BMW X3 emerges from the shadows

Can the revamped X3 finally compete with rival offerings from Audi and Land Rover? Geraldine Herbert puts it to the test

Geraldine Herbert

Geraldine Herbert

The X5 was a huge success for BMW so it came as no surprise when they unveiled a smaller version. But when the X3 hit our showrooms in 2004, it proved a huge disappointment.

Instead of a shrunken X5, what arrived was an awkward-looking car, awash with harsh plastic inside. Things improved in 2010 with the second generation and now further enhanced for 2015; so can the new X3 finally emerge from the shadow of its big brother, the X5?

Styling changes are not immediately apparent, and include restyled headlamps and a new more prominent kidney-grille. Other subtle retouches have been made to the front and rear bumpers while the LED indicators are now housed in the new exterior mirrors. Four new exterior colours and five new wheel designs broaden the scope for individualisation.

The cabin is classy and well finished throughout. Space is good in the front, and rear passengers won't complain about legroom but while it is possible to accommodate three in the back, it is more suitable for two as the transmission tunnel seriously compromises legroom. All three seats fold down individually and the boot can swallow 550 litres, and 1,600 litres with the seats folded.

The X3 feels much more like a car than an off-roader and the high driving position makes for great visibility. It drives very well and feels much lighter and more agile than its size would suggest. Even through hard bends, it is beautifully controlled. Despite all this comfort, it is also reasonably competent off road, as a drive across some grassy terrain in the Curragh proved.

Powering our test car was the new 2.0-litre four-cylinder diesel engine that is not only more refined but also more powerful and frugal. It produces 190bhp, 400Nm of torque and goes from standstill to 100km in just over eight seconds. According to BMW, it will return five litres per 100km or 56.5 mpg and CO2 emissions are 138g/km.

Options include a new entry-level sDrive 18d that promises 60.1mpg and CO2 emissions of just 124g/km, but it is rear-wheel drive only and the least powerful of the range. There is also a 3.0-litre to choose from, but if you want serious performance, the range-topping X3 xDrive35d, with over 300bhp and more than 600Nm of torque, is the one to choose.
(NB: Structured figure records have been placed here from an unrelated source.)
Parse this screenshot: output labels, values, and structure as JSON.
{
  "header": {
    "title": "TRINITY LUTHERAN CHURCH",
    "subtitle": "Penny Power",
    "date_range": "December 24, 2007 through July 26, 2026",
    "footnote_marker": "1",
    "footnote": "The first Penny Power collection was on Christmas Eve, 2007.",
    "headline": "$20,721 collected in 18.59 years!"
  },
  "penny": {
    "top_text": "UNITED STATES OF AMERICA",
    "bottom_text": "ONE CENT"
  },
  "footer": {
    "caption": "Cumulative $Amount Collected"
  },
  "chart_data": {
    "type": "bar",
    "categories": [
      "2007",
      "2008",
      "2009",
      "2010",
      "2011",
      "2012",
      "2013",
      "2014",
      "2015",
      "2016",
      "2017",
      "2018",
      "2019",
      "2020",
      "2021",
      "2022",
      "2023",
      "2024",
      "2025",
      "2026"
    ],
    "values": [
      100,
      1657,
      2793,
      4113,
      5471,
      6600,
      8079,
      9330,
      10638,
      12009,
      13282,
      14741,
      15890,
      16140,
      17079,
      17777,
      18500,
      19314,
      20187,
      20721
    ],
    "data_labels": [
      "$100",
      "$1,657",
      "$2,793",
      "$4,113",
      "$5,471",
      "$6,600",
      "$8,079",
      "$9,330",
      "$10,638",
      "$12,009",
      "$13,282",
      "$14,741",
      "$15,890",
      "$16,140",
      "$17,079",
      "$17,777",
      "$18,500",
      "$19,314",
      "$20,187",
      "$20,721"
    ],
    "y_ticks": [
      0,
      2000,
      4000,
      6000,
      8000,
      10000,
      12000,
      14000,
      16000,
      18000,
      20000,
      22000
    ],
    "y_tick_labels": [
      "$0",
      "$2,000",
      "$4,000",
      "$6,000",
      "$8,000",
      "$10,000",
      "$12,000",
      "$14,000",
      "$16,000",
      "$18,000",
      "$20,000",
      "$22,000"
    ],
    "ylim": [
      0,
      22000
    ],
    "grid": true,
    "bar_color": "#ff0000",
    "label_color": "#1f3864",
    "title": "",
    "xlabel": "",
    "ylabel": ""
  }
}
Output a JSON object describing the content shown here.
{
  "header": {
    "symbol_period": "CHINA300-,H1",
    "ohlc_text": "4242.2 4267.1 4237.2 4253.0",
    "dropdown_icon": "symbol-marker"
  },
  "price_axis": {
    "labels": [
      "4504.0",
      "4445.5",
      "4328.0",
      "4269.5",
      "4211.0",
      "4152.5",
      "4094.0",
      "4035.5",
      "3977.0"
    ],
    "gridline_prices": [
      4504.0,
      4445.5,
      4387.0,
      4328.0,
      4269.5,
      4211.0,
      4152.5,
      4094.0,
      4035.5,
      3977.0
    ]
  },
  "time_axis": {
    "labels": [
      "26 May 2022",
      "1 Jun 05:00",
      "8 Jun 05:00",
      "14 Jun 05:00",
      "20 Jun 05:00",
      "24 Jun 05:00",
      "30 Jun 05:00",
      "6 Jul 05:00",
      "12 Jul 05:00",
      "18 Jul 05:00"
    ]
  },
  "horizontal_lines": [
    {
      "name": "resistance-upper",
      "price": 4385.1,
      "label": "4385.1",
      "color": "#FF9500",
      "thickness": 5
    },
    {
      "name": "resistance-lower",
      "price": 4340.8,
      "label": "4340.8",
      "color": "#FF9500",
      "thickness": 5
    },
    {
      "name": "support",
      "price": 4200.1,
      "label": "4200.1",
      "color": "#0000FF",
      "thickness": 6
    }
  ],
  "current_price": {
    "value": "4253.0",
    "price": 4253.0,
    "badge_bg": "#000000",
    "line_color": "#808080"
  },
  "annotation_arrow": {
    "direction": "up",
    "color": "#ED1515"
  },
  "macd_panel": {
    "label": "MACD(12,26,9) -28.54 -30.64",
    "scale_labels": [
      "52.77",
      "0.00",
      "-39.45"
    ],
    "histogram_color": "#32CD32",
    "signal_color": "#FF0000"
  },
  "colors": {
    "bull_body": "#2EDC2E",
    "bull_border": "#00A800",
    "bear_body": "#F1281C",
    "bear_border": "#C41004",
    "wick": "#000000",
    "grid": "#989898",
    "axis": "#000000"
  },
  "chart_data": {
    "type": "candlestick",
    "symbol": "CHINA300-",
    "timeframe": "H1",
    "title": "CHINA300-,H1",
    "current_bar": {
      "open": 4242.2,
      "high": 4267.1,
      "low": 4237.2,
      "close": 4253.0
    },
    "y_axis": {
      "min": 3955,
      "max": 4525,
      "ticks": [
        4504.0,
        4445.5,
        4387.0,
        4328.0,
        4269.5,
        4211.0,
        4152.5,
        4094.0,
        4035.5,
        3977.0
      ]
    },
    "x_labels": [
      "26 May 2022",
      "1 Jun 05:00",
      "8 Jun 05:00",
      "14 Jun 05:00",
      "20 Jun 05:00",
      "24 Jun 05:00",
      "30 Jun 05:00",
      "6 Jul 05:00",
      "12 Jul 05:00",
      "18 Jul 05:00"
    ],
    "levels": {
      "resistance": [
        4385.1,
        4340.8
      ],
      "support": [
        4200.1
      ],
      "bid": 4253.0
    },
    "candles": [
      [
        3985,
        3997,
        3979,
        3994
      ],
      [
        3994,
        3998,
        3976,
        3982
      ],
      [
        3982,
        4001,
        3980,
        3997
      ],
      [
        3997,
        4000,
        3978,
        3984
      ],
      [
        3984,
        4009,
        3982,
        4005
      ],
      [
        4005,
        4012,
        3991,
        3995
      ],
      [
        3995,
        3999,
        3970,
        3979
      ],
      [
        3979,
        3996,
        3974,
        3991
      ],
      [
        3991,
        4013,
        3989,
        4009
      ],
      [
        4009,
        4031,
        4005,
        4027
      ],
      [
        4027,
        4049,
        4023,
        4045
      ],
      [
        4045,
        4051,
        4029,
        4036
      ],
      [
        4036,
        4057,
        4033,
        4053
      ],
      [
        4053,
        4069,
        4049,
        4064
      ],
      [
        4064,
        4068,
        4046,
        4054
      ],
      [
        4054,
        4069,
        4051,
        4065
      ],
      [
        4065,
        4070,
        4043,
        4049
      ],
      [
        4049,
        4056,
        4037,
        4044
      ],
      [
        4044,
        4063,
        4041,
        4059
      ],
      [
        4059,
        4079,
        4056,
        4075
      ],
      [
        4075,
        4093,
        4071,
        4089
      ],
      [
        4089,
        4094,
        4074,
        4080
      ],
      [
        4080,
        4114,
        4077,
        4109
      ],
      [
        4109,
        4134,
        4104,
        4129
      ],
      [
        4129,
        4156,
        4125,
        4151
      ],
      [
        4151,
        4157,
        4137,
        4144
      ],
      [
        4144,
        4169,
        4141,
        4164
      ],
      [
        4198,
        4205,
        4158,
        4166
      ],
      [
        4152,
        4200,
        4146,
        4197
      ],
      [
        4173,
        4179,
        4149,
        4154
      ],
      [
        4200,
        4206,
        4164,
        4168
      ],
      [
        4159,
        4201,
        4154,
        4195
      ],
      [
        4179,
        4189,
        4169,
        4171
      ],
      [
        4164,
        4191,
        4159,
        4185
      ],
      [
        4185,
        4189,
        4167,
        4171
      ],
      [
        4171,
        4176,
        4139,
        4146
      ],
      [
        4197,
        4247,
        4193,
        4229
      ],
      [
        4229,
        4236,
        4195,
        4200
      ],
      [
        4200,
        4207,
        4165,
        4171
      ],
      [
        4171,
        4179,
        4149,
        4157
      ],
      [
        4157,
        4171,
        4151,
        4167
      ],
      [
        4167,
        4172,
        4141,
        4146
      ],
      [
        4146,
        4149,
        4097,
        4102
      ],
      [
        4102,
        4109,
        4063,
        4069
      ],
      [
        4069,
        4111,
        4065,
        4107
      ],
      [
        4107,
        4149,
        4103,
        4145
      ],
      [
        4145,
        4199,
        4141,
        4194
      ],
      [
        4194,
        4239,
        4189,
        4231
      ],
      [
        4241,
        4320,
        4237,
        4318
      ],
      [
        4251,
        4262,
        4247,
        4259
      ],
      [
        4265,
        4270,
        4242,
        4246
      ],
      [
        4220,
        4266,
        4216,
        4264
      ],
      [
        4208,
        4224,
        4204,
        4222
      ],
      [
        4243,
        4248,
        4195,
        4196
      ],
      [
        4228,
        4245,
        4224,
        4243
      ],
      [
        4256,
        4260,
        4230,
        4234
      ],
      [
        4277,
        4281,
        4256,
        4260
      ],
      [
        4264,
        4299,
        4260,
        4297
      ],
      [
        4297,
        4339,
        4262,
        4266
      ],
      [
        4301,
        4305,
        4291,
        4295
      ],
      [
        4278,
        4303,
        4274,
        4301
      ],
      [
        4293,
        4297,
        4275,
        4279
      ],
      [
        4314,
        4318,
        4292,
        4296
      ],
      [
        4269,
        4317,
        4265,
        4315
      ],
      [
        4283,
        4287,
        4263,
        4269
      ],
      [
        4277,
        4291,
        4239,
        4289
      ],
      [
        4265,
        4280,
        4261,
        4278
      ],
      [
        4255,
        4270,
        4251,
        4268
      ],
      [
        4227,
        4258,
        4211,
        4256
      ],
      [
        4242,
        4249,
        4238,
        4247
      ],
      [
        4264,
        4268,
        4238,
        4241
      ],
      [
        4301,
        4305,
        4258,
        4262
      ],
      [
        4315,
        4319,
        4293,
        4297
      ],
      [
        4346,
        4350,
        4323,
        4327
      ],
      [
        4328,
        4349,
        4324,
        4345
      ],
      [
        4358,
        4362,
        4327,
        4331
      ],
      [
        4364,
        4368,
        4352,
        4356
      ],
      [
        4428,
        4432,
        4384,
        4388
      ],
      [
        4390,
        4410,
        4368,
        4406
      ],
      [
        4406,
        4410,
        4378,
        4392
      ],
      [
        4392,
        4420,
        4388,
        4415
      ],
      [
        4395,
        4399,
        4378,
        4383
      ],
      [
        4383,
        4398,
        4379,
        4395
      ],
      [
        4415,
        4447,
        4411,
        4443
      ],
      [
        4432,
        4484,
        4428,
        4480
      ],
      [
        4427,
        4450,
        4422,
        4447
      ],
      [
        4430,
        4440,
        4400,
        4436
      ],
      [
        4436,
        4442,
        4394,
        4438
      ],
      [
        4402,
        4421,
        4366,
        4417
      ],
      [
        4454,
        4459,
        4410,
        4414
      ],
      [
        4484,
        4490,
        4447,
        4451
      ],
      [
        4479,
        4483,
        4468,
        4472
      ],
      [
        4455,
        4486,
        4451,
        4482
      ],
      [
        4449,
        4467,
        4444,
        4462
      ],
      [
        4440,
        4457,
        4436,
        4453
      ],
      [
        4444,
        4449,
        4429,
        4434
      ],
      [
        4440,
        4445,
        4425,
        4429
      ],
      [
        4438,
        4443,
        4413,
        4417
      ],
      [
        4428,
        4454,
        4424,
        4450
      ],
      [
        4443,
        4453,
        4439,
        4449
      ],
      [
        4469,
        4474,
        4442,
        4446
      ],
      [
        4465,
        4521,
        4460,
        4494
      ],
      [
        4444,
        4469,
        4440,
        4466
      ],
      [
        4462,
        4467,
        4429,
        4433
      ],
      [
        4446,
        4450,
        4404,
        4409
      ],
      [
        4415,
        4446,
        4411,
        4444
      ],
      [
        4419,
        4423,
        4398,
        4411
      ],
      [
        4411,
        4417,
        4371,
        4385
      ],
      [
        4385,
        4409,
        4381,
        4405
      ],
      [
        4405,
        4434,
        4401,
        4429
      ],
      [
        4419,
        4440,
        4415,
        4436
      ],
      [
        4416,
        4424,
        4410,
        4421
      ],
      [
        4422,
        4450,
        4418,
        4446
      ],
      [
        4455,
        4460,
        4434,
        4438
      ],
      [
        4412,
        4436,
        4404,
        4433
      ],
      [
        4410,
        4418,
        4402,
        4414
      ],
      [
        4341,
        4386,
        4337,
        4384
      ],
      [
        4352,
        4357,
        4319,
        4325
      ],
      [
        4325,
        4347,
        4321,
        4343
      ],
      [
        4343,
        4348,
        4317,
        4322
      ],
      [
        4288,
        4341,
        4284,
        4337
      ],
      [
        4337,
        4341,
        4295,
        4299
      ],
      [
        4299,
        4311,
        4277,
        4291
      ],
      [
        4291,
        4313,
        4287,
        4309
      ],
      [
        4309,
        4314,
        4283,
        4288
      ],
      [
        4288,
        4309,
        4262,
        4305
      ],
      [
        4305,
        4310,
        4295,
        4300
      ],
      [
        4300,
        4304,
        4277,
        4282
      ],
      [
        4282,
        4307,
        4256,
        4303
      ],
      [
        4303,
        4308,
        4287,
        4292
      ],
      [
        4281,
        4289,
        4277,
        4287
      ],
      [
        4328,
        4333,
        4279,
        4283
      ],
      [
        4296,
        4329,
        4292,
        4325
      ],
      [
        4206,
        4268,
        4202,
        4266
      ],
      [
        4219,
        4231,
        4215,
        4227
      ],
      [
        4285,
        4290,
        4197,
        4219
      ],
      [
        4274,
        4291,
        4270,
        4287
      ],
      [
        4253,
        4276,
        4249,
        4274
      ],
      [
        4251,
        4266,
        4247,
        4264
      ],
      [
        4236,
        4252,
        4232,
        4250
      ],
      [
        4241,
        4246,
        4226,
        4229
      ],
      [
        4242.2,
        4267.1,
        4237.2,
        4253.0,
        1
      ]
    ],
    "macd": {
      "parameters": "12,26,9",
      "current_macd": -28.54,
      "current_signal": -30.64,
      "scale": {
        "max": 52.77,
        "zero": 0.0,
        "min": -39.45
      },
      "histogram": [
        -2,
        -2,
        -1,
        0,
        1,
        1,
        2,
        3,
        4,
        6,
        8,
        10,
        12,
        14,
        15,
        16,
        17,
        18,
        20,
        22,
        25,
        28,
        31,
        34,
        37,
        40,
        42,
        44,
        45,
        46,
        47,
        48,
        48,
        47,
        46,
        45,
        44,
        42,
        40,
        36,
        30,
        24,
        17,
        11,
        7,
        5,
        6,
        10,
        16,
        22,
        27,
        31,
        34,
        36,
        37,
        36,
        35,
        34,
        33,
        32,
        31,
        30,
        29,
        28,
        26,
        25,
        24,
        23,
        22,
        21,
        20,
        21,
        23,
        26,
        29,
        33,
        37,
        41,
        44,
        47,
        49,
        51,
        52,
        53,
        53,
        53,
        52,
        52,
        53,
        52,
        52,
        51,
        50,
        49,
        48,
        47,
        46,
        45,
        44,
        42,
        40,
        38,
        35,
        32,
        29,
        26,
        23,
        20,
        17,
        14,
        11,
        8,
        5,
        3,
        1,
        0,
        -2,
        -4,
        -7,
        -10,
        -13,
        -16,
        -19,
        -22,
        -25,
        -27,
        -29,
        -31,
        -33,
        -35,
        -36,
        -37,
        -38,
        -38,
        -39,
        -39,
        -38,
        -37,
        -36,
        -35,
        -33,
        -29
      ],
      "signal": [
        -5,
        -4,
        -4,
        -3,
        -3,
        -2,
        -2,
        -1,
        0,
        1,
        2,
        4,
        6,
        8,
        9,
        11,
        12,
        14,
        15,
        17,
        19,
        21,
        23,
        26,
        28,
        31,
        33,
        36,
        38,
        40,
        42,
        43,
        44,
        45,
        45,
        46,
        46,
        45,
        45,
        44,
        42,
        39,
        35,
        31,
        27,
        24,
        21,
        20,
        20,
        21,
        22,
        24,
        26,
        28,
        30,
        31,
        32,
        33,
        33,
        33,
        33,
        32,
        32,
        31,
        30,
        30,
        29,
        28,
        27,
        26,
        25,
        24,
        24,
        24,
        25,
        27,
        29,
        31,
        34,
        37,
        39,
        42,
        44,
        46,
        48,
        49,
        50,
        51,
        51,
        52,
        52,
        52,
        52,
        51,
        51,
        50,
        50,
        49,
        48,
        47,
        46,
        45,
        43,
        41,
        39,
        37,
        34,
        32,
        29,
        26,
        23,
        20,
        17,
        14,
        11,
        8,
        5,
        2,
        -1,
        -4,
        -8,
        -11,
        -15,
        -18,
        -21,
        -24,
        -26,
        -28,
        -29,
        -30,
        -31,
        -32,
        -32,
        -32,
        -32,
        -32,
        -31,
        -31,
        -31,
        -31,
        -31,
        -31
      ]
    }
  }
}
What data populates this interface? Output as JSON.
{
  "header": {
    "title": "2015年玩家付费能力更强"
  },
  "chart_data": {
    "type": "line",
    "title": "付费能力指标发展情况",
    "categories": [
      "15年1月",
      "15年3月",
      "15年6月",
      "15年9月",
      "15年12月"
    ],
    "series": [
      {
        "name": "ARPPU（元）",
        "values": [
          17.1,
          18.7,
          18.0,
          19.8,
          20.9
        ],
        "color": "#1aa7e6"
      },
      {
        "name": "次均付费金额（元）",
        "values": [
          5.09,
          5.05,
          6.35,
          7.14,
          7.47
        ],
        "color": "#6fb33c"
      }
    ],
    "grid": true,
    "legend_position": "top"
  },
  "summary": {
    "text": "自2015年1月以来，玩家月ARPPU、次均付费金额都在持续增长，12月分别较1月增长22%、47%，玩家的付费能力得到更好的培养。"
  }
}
The new BMW X3 is available in SE, xLine and M Sport trim levels. Standard equipment is good and includes Nevada leather upholstery, two-zone air conditioning, cruise control, DAB radio, Bluetooth and USB connectivity, 17-inch alloy wheels, front and rear PDC, drive performance control, rain sensor and automatic headlights.

Our test car was equipped with the top trim M Sport and a starting price of €55,910, which is fairly competitive when you look at rivals with similar power and top level specs. Volvo's XC60 starts at €54,545, a similar Audi Q5 starts just over €55,000 and a comparable Discovery Sport from Land Rover will cost more than €58,000. However, options on the X3 are expensive and our test car came with a media package and navigation system, adding €2,454, while other extras including a reversing camera, auto-dimming mirrors and extended storage, which pushed the price of our options to more than €8,000, giving a total price of €62,866.

While the X3 may not have the road presence of the X5 or the sportiness of the X6, it is a vast improvement on the previous version. For smart styling, a spacious interior and impressive road performance, the X3 is one to consider for the style-conscious family.